How many people set intentions for the New Year, ready to get up at 5:00AM and head to the gym, or quit drinking alcohol cold-turkey, or spend two hours every weekend learning to play a new instrument? And how many of those people fail?
Most do, in fact, which isn’t news to anyone. We know that resolutions we set an arbitrary beginning and end date for don’t tend to stick. We aren’t going to turn into the next Yo-Yo Ma, for example, after three practice sessions.
That’s because a “breakthrough”, any change in our lives for the better, doesn’t happen on its own. Just like luck, it takes work.
When you look to people you admire for one reason or another, you might think that some part of their success — whether it’s their corner office, their new TV pilot or their beautiful vintage furniture — comes down to dumb luck. And while certainly some things in their life were out of their control, they also created some of that luck themselves.

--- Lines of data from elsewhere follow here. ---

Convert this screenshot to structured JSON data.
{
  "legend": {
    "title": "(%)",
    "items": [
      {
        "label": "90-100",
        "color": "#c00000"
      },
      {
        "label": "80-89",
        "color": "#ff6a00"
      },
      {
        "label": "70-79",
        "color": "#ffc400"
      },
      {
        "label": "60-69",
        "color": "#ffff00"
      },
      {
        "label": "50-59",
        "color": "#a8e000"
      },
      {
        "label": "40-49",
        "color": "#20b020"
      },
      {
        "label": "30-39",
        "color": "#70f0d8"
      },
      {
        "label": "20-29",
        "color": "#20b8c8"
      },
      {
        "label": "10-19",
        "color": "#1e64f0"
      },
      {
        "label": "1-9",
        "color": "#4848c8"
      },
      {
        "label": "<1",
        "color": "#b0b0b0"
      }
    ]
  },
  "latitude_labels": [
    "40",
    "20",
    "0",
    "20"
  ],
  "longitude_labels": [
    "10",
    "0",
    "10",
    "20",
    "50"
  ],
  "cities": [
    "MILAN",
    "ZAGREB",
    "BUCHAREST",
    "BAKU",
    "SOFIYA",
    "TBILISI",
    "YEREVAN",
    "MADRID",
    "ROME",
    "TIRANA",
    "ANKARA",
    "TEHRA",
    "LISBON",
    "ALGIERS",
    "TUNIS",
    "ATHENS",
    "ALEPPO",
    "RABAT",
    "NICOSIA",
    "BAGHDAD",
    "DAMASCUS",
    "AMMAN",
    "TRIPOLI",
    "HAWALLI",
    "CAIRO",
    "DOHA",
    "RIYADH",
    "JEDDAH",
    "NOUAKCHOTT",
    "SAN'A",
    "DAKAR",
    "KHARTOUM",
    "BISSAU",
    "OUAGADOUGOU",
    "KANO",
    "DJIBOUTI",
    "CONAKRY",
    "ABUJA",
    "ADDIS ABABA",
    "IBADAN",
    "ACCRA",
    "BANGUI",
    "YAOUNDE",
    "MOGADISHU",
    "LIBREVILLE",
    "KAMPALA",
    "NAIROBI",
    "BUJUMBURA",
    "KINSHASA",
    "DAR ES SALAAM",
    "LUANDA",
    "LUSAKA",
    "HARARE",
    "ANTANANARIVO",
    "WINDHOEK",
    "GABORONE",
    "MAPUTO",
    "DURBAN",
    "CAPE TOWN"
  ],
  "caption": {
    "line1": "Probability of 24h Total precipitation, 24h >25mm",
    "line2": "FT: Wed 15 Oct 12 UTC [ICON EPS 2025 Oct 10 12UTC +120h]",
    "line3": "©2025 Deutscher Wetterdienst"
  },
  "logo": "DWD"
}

“A mind-blowing, singular breakthrough is not what changes your life,” writes Brianna Wiest for Medium. “A microshift is.” She continues:
Think of microshifts as tiny increments of change in your day-to-day life. A microshift is changing what you eat for one part of one meal just one time. Then it’s doing that a second time. And a third. Before you even realise what’s happening, you’ve adopted a pattern of behaviour.

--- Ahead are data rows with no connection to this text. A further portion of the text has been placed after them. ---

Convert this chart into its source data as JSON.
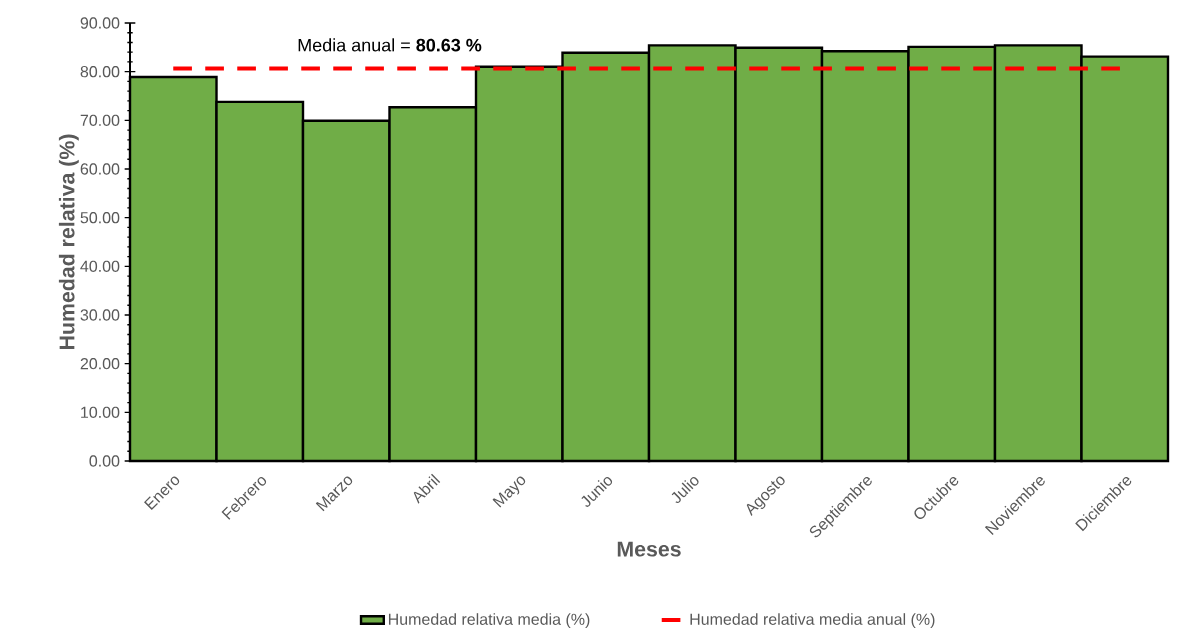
{
  "chart_data": {
    "type": "bar",
    "categories": [
      "Enero",
      "Febrero",
      "Marzo",
      "Abril",
      "Mayo",
      "Junio",
      "Julio",
      "Agosto",
      "Septiembre",
      "Octubre",
      "Noviembre",
      "Diciembre"
    ],
    "series": [
      {
        "name": "Humedad relativa media (%)",
        "color": "#70ad47",
        "values": [
          78.9,
          73.8,
          69.9,
          72.7,
          81.0,
          83.9,
          85.4,
          84.9,
          84.2,
          85.1,
          85.4,
          83.1
        ]
      },
      {
        "name": "Humedad relativa media anual (%)",
        "type": "line",
        "color": "#ff0000",
        "line_style": "dashed",
        "marker": "none",
        "values": [
          80.63,
          80.63,
          80.63,
          80.63,
          80.63,
          80.63,
          80.63,
          80.63,
          80.63,
          80.63,
          80.63,
          80.63
        ]
      }
    ],
    "xlabel": "Meses",
    "ylabel": "Humedad relativa (%)",
    "ylim": [
      0,
      90
    ],
    "yticks": [
      {
        "value": 0,
        "label": "0.00"
      },
      {
        "value": 10,
        "label": "10.00"
      },
      {
        "value": 20,
        "label": "20.00"
      },
      {
        "value": 30,
        "label": "30.00"
      },
      {
        "value": 40,
        "label": "40.00"
      },
      {
        "value": 50,
        "label": "50.00"
      },
      {
        "value": 60,
        "label": "60.00"
      },
      {
        "value": 70,
        "label": "70.00"
      },
      {
        "value": 80,
        "label": "80.00"
      },
      {
        "value": 90,
        "label": "90.00"
      }
    ],
    "annotations": [
      "Media anual = **80.63 %**"
    ],
    "legend": "bottom"
  }
}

Eventually, those tiny changes will add up to big changes. You’ll look back a year, or two years, and everything will feel different. Your new behaviours or attitudes will click into place, and you’ll see the world differently.

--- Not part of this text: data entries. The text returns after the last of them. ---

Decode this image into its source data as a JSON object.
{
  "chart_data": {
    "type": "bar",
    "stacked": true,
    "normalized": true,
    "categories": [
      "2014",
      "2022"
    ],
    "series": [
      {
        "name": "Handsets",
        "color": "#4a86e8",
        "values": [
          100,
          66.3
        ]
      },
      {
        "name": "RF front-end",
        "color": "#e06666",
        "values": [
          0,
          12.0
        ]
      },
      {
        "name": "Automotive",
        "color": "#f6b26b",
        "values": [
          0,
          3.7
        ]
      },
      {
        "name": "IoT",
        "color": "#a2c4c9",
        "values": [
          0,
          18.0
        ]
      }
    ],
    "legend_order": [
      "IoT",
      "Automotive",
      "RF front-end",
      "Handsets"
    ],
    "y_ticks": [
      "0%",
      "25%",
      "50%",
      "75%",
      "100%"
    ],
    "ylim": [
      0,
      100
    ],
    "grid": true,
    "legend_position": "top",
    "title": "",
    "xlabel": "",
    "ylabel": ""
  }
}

“It’s not radical moments of action that give us long-lasting, permeating change — it’s the restructuring of our habits,” writes Wiest.
In other words, there’s likely never going to be a moment when an apple falls on your head and you suddenly know the answers to all the problems you’ve been trying to solve. You have to start small, and keep it up every day.
“If you want to spend less time on your phone, deny yourself the chance to check it one time today. If you want to eat healthier, drink half a cup of water today. If you want to sleep more, go to bed 10 minutes earlier tonight than you did last [night],” writes Wiest.
Any habit you want to build takes practise, and the recognition that you aren’t going to accomplish it immediately.
Whether it’s saving more money, or running a few kilometres, or learning about classical music, you aren’t going to experience a dramatic shift and suddenly have $10,000 stashed away, or be able to run a marathon, or know Mozart’s entire catalogue.
But if you’re dedicated and commit yourself to something over a long period, microshifts will get you where you want to go.